Beird’s observation about customer defection reflects on what might be labeled “hidden inaccuracies” in typical marketing ROI analyses. It’s natural for marketers to conclude that their most recent offer is solely or primarily responsible for attracting a new customer, based upon the data they collect. But if it’s seldom true that a single event would cause customers to defect from a brand, why would we presume it to be true in customer attraction?

In my latest Businessweek.com column I caution marketers to be wary of campaign metrics for just this reason. Data looks so official, especially when ROI analyses show results to the thousandth percentile. But following the data alone would lead banks to conclude that as long as they don’t offend customers with fees they’ll be sitting pretty, when the truth is far from that.

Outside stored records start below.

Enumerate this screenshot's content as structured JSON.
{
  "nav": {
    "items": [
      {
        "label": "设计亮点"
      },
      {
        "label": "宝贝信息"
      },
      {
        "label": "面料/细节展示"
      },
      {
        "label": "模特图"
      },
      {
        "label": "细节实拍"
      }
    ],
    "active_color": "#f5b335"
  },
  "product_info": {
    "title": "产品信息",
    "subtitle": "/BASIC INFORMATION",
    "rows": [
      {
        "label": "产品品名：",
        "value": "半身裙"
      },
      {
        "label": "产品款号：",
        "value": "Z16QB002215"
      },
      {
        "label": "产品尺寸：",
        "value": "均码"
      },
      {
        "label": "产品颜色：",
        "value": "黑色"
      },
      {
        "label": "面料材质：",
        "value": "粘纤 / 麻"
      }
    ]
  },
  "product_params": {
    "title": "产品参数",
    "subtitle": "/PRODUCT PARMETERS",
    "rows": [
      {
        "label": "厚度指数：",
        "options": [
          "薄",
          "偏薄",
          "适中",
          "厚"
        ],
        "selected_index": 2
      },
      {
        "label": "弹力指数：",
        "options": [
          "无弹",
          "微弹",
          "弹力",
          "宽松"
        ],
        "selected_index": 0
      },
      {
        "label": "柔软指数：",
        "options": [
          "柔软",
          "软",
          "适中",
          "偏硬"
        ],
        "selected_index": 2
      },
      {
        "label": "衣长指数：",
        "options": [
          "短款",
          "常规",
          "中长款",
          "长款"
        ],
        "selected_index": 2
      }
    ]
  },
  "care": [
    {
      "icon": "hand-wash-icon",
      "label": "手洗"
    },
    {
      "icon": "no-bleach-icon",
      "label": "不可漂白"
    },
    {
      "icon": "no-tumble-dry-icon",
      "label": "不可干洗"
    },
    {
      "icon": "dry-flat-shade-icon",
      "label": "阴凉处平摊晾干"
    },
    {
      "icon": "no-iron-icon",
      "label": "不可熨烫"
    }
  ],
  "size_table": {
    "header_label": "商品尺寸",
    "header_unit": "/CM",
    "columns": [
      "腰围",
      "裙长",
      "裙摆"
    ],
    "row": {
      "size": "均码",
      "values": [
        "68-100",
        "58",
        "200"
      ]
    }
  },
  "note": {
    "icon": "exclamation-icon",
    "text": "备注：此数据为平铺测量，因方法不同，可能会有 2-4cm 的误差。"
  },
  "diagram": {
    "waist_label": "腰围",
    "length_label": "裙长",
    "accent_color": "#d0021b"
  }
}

The same is true in customer attraction. You can easily measure redemption rates of a single offer, but they’ll never be an accurate representation of the complexity of the decision process that led up to the transaction. And if your offer includes a discount, there’s no telling–i.e. no way to measure–the long term damage you’re causing to your brand equity.

By all means, measure away. Just be very, very careful about the conclusions you draw. If you’re half right, you could be all wrong.